Presseerklärung der Bundesarbeitsgemeinschaft Demokratieentwicklung

Ein Jahr Extremismusklausel und ihre Folgen

Pressemitteilung / Inland / Demokratieerklärung

Vor einem Jahr kündigte Bundesfamilienministerin Kristina Schröder eine Einschränkung für die staatliche Förderung des Engagements gegen Rechtsextremismus an, die weitreichende Folgen haben sollte. In ihrem Twitterprofil schrieb sie: “In Zukunft werde ich von Initiativen gegen Rechtsextremismus, Linksextremismus oder Islamismus Bekenntnis zu unserer Verfassung verlangen.” Ein Jahr nach Einführung dieser „Extremismusklausel“ sind die betroffenen Initiativen mit Kontrolle, Misstrauen und der schleichenden Verstaatlichung zivilgesellschaftlicher Aufgaben konfrontiert.
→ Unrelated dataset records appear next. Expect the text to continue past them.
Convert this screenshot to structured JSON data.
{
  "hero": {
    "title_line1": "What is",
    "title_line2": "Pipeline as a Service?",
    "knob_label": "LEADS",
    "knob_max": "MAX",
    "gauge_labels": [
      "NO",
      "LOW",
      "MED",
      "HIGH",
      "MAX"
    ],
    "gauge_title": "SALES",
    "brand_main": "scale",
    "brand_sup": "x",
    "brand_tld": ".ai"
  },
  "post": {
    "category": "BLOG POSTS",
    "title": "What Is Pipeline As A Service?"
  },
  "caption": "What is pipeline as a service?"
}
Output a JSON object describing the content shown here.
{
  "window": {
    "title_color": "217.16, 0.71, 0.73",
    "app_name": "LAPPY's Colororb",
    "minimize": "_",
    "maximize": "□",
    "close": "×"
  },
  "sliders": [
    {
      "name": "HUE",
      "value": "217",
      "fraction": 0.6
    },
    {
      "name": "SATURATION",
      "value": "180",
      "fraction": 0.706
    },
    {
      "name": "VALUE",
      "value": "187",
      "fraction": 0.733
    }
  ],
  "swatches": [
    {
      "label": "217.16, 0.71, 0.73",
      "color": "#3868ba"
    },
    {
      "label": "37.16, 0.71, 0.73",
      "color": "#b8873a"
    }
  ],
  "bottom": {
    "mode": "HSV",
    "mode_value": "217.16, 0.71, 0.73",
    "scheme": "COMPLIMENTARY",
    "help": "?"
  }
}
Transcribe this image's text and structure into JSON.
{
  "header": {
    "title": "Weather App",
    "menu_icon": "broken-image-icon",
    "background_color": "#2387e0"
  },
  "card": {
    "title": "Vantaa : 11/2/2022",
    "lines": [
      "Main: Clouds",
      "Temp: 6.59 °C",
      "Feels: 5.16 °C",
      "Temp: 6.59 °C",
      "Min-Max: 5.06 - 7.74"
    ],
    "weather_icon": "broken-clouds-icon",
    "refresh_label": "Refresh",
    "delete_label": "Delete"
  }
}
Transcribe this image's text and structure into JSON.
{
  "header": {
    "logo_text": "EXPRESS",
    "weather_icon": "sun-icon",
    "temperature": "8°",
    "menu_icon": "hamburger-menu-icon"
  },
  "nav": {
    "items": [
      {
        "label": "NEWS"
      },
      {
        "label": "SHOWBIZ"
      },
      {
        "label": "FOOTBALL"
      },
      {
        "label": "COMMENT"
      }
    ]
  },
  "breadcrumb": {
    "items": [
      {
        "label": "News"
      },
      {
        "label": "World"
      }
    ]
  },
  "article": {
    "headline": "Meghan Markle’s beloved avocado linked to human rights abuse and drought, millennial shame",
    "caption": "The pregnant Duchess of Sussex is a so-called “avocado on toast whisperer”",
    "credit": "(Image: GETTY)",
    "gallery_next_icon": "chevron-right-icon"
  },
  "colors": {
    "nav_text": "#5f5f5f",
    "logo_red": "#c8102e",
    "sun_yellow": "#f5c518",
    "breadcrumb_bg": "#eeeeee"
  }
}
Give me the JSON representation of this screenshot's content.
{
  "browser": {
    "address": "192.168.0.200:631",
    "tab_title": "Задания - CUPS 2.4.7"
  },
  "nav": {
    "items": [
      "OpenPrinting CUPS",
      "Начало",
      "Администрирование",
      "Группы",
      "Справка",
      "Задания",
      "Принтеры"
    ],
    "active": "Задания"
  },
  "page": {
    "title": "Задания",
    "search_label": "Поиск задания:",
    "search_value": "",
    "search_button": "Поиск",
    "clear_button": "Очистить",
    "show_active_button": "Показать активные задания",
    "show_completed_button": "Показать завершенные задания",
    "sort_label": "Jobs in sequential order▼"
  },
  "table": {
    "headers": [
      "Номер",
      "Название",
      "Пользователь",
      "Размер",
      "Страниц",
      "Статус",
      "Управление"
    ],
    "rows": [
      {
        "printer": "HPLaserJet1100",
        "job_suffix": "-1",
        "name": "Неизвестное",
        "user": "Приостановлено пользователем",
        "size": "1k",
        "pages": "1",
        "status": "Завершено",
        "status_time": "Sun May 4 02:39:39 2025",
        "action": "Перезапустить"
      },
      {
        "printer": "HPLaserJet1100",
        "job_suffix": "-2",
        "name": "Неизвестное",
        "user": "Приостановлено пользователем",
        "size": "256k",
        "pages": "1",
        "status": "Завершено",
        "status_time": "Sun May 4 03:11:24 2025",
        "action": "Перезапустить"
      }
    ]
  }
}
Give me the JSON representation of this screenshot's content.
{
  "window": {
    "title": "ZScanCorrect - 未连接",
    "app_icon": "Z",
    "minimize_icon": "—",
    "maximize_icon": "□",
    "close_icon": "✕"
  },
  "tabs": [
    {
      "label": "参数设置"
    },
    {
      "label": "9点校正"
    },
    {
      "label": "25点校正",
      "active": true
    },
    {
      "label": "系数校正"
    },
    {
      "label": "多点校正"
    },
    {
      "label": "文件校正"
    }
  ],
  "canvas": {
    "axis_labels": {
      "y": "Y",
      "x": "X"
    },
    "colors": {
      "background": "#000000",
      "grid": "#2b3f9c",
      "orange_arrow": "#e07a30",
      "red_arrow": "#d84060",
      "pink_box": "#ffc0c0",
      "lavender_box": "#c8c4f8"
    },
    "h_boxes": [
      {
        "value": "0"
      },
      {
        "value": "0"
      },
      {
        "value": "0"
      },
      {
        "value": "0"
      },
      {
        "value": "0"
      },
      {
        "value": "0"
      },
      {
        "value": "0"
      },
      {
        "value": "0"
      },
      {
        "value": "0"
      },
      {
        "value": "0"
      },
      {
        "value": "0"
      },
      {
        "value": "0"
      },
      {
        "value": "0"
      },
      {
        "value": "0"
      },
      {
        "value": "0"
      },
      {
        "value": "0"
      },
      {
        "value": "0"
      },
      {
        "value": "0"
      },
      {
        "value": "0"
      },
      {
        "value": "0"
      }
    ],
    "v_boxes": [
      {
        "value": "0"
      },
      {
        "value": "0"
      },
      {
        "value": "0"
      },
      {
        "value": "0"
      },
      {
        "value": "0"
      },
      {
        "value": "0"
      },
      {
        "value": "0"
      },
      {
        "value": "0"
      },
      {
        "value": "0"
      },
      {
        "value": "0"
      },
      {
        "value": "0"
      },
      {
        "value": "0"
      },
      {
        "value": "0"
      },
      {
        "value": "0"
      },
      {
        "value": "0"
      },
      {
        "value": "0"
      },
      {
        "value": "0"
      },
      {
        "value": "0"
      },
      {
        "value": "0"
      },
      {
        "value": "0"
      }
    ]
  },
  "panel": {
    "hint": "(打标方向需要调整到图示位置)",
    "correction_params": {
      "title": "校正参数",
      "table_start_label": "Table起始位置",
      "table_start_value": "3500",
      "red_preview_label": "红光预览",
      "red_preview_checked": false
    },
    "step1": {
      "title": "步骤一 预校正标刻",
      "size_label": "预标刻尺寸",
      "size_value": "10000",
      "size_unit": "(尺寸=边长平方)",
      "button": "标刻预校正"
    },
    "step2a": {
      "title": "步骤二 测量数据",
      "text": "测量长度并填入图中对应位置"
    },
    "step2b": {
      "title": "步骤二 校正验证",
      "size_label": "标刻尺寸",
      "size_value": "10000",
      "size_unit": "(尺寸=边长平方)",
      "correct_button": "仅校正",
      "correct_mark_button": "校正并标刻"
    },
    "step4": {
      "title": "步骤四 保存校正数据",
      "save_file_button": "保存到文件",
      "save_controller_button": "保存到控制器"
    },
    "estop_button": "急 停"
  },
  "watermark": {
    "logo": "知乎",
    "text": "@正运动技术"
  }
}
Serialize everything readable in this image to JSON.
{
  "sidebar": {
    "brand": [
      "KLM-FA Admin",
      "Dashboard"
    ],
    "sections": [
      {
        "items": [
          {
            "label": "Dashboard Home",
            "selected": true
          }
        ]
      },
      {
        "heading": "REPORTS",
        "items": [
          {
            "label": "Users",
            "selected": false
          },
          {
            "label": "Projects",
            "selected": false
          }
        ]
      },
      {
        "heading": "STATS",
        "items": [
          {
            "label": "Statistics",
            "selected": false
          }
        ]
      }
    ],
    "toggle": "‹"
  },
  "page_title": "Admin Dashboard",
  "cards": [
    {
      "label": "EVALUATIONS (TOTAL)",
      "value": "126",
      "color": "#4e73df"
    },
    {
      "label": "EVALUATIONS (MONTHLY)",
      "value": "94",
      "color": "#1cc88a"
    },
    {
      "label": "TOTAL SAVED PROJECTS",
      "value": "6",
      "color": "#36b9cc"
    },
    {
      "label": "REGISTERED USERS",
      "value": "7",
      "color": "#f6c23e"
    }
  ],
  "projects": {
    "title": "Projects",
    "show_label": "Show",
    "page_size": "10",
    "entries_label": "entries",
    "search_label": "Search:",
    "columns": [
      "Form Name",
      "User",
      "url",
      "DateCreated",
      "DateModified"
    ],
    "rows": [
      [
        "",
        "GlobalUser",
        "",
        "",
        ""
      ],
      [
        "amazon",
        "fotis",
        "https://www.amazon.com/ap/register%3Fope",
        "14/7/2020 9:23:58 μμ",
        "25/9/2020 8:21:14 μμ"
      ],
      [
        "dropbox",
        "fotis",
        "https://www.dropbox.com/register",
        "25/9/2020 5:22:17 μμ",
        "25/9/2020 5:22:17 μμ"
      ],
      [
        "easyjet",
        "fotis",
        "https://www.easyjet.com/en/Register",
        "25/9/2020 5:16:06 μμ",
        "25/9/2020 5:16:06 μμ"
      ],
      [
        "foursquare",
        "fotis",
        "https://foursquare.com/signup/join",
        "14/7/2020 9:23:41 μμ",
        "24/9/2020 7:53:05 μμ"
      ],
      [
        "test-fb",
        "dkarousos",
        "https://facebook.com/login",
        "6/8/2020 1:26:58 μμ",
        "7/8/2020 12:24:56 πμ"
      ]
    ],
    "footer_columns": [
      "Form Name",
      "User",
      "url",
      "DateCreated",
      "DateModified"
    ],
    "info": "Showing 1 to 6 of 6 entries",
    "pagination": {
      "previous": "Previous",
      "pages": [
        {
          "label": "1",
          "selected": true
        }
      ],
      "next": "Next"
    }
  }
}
Denn seitdem müssen alle Empfänger von Bundesmitteln eine so genannte Demokratieerklärung unterschreiben, die mit dem Zuwendungsbescheid an die Träger ausgereicht wird: Wer staatliche Fördergelder bezieht, muss sich nicht nur selbst zur freiheitlichen demokratischen Grundordnung bekennen sondern auch für die Verfassungstreue seiner Kooperationspartner bürgen. Wer nicht unterschreibt, erhält kein Geld und macht sich aus Sicht der Bundesregierung politisch verdächtig. In Sachsen muss sich zudem auf Initiative der Landesregierung auch jeder einzelne Kooperationspartner einer Initiative gegen Neonazis schriftlich zur freiheitlichen demokratischen Grundordnung bekennen.